- SmithKline Beecham has asked the High Court to throw out a ruling against it by advertising watchdogs because of what it claims was bias by an "independent" expert.
Dental specialist Dr Steve Creanor had already publicly criticised advertising for the company's Ribena Toothkind children's drink before he was called to give impartial advice to the Advertising Standards Authority.
As a result, his views "infected" the ASA's decision to ban what it said were unsubstantiated advertising claims for the product, the court was told.
The legal battle centres on whether or not SKB has the right to claim that Ribena Toothkind "does not encourage tooth decay".
The company has invested £19 million in the development of Ribena Toothkind, launched two years ago in an attempt to rehabilitate the Ribena brand after widespread criticisms of its effect on children's teeth.
The application for a judicial review is the first to go to court since the setting up of an independent appeals system against ASA decisions which failed to resolve the dispute.
SKB said Creanor, senior lecturer in oral sciences at Glasgow University's dental school, had already been critical in print of a Ribena Toothkind poster depicting bottles of product as bristles on a toothbrush.
He claimed it to be "inappropriate" and not putting across the message that the British Dental Association, which has accredited the product, would have wanted.

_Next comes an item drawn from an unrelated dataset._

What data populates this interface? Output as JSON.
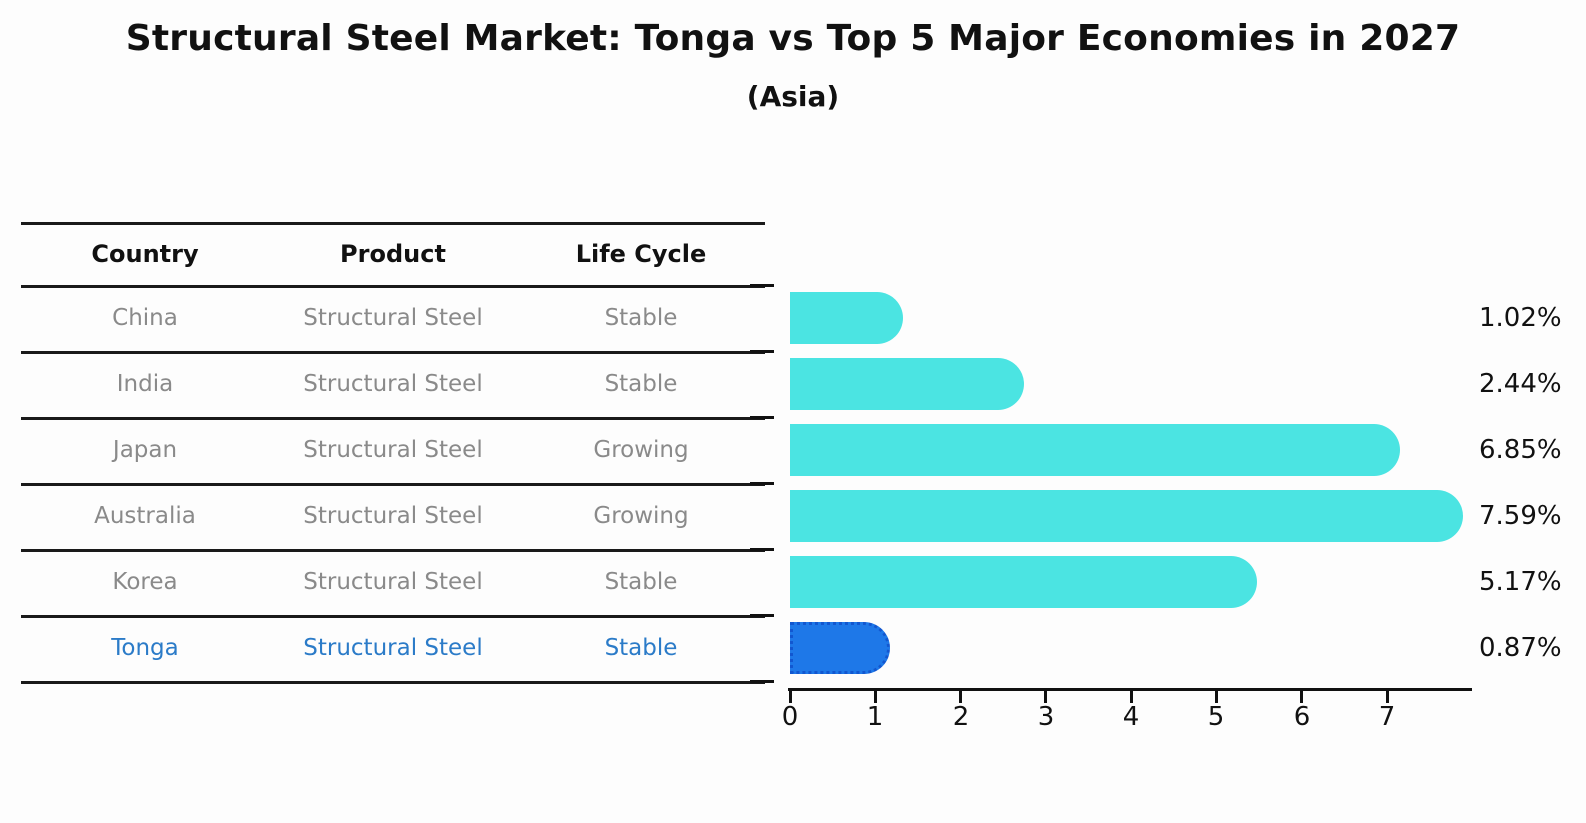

SKB claims the ASA had paid insufficient regard to the backing of Ribena Toothkind by the BDA's panel of distinguished scientists as well as other experts from Leeds University who found the product posed "no significant risk" to tooth enamel.

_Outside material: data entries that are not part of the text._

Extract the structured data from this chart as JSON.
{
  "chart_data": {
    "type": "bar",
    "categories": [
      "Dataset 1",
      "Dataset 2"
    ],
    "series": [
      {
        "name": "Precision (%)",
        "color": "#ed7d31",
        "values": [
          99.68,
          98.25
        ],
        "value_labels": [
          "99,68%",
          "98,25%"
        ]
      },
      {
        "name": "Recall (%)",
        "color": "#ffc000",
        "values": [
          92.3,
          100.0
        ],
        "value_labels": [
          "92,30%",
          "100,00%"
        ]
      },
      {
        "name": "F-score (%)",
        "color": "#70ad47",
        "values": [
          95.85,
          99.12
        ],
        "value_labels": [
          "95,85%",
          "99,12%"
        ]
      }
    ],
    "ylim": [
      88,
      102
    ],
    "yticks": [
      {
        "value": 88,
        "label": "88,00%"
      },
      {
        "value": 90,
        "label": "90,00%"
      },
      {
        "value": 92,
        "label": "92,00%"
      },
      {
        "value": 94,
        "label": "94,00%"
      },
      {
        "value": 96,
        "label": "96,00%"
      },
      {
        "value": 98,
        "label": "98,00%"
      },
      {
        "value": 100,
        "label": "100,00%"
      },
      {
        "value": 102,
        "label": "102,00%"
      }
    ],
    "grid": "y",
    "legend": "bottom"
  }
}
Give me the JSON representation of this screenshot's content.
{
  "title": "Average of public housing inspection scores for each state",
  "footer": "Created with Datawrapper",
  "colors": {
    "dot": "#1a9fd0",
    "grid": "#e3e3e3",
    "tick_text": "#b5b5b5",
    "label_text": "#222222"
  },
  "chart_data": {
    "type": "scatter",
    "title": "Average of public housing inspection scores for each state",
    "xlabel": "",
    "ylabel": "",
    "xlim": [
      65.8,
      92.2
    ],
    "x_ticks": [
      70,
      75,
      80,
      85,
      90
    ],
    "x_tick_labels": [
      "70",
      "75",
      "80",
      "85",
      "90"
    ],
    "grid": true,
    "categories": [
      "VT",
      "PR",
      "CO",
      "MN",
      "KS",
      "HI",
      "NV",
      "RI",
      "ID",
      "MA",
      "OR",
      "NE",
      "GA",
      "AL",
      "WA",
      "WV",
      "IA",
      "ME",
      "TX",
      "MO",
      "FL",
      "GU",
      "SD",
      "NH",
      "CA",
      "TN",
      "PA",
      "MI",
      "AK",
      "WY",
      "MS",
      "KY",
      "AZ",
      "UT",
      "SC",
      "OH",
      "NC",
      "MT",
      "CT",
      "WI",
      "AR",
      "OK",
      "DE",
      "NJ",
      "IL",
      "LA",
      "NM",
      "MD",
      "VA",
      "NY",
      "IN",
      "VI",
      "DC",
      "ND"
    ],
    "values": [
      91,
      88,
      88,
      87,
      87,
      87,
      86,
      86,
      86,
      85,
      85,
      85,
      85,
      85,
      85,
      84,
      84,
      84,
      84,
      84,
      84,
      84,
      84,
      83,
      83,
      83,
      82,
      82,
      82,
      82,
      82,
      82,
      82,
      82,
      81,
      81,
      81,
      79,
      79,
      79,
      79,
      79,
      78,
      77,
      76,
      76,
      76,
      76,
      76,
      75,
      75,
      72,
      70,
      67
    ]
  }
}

David Pannick QC, representing SmithKline, told Mr Justice Hunt: "We have been found guilty of misleading the public. We say that is a complaint which cannot sensibly be substantiated when a large number of independent experts take the view that the advertising claim was a perfectly proper one based on the scientific evidence."

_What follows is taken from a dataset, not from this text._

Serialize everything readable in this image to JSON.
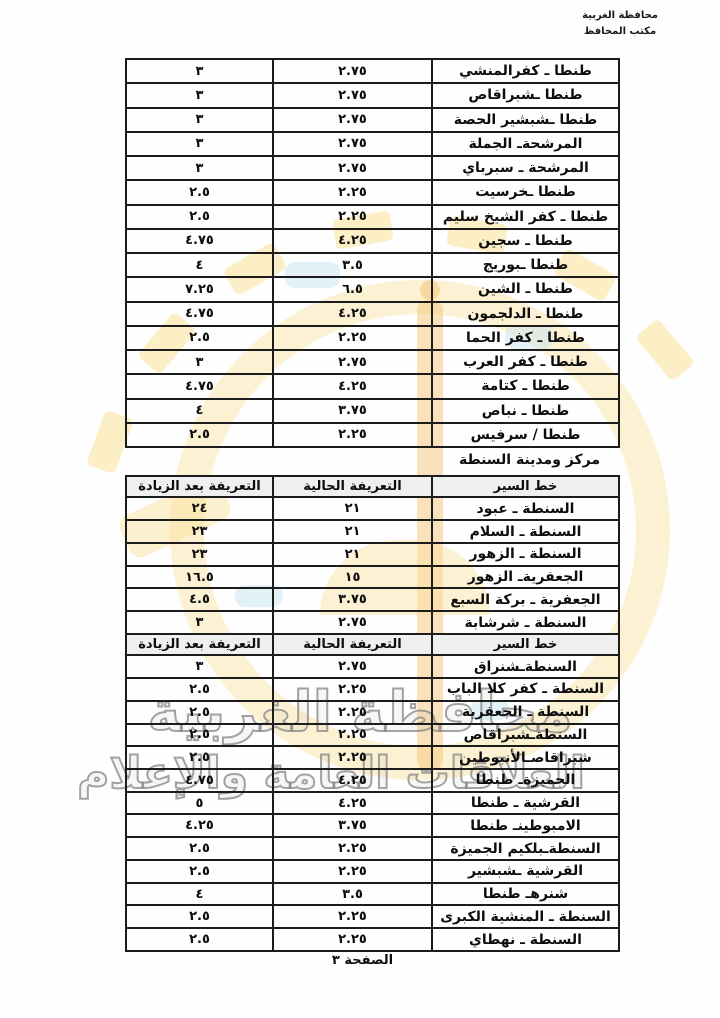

Charles Flint QC, for the ASA, claimed Creanor had expressed a view about the advertising that any responsible expert might take and that two of the four experts of the BDA's panel had been given research grants by SKB.
He described Creanor's remarks as "preliminary only, a matter of first impression and did not preclude him from fairly judging the evidence."
He added: "The ASA was entitled to take the view that the BDA had not approved the blanket claim that the product did not encourage tooth decay".
The judge is expected to deliver his verdict early in the new year.